As we noted last week, Social Security Disability Insurance (SSDI), is under attack. Whether a direct assault arguing it is too big and too expensive, or the more subtle grounds that it needs to be "reformed," which is in essence, the same thing, the goal is to reduce the $140 billion the system spends every year on disabled workers.

Oddly enough, the reason true reform is so difficult is also the same reason why the program is so difficult for new applicants to obtain disability benefits. Applying for disability is complex because you have to describe your work and medical history and demonstrate why you can no longer work in any job. With many conditions, this is generally not a simple proposition.

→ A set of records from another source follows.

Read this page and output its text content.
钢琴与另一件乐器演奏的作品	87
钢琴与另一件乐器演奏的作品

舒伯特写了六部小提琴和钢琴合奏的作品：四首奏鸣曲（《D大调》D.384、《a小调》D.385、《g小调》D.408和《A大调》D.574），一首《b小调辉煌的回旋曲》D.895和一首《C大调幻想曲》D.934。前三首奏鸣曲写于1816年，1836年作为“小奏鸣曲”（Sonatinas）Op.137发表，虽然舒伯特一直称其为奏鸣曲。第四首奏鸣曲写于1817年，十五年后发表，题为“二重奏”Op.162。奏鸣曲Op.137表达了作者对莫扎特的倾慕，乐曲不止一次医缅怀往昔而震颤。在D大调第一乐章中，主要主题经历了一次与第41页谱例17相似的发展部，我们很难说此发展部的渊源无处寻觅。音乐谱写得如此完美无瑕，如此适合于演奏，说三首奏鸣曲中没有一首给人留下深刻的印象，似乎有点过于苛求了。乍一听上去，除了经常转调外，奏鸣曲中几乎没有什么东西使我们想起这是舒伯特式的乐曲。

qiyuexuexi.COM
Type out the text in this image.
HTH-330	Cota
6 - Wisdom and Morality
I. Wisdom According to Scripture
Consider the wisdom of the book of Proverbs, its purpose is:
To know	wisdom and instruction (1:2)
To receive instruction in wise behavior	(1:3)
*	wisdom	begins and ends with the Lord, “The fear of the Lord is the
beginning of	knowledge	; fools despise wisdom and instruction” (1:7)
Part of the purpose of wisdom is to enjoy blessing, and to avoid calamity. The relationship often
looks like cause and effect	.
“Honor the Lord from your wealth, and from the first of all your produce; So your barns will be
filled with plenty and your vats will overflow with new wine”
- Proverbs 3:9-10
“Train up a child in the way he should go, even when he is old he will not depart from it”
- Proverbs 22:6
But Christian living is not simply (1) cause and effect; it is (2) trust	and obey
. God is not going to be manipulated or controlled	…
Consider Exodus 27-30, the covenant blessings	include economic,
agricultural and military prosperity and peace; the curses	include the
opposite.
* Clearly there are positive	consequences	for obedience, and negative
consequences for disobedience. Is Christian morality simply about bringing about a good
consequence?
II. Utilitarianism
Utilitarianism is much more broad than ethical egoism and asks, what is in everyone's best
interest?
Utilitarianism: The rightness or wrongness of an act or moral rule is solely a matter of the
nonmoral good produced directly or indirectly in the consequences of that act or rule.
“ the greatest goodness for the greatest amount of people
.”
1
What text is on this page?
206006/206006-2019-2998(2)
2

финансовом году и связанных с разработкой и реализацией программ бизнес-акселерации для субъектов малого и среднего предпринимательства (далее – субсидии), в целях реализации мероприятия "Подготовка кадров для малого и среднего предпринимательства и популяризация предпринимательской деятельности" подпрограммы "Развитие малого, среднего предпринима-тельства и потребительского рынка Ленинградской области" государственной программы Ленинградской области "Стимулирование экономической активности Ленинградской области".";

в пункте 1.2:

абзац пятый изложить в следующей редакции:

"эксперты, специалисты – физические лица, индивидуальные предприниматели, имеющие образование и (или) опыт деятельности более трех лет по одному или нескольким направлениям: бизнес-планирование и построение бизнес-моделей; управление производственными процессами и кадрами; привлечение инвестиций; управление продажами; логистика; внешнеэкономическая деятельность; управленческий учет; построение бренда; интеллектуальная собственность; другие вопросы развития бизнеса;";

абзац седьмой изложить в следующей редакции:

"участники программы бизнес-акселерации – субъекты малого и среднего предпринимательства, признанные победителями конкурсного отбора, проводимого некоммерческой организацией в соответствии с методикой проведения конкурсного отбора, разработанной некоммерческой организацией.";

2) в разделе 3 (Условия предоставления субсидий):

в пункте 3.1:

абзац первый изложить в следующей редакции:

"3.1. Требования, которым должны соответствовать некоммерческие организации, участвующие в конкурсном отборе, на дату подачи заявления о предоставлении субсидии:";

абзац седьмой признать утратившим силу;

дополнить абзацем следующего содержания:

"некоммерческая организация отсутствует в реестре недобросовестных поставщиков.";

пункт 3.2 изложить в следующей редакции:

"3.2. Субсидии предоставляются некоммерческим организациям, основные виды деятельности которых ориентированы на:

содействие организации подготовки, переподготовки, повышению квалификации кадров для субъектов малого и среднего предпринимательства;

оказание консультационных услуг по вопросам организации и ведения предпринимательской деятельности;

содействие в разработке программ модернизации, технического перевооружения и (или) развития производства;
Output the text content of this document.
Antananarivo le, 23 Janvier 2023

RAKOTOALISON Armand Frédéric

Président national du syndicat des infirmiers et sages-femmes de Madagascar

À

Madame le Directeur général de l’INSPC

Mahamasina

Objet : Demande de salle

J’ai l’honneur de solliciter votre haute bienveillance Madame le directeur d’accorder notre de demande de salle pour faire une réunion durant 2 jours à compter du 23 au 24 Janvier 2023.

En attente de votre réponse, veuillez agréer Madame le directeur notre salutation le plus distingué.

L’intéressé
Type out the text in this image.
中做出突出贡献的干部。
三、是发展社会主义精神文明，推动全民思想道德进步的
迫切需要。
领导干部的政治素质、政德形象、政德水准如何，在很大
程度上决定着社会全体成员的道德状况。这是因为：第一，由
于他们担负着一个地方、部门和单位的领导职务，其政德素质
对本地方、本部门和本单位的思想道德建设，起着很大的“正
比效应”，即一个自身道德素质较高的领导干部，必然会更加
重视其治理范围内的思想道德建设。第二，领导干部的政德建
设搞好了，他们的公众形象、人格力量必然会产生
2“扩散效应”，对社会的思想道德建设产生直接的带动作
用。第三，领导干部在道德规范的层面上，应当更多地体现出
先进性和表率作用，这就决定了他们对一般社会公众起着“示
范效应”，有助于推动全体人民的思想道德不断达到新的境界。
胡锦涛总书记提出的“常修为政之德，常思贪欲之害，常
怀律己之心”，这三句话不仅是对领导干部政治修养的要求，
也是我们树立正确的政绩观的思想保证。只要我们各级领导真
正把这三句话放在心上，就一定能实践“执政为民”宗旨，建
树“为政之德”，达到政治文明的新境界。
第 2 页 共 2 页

If you have a medical condition that has a complex diagnosis, or even one that lacks clear cause-and-effect symptoms, your application may have to contain numerous medical records and tests that point to your inability to continue working.

Assessing the effect of this condition on your ability to work necessitates understanding the type of work you did, the type you may be able to do with this condition, and whether that experience and your education and training make it reasonably likely that there are other jobs in your area for which you would be qualified.

And this is why it is so difficult to "reform" the SSD program. Because to qualify for SSD, you have to be found disabled for a minimum of 12 continuous months. This means there are no "easy cases," that we can toss out of the program.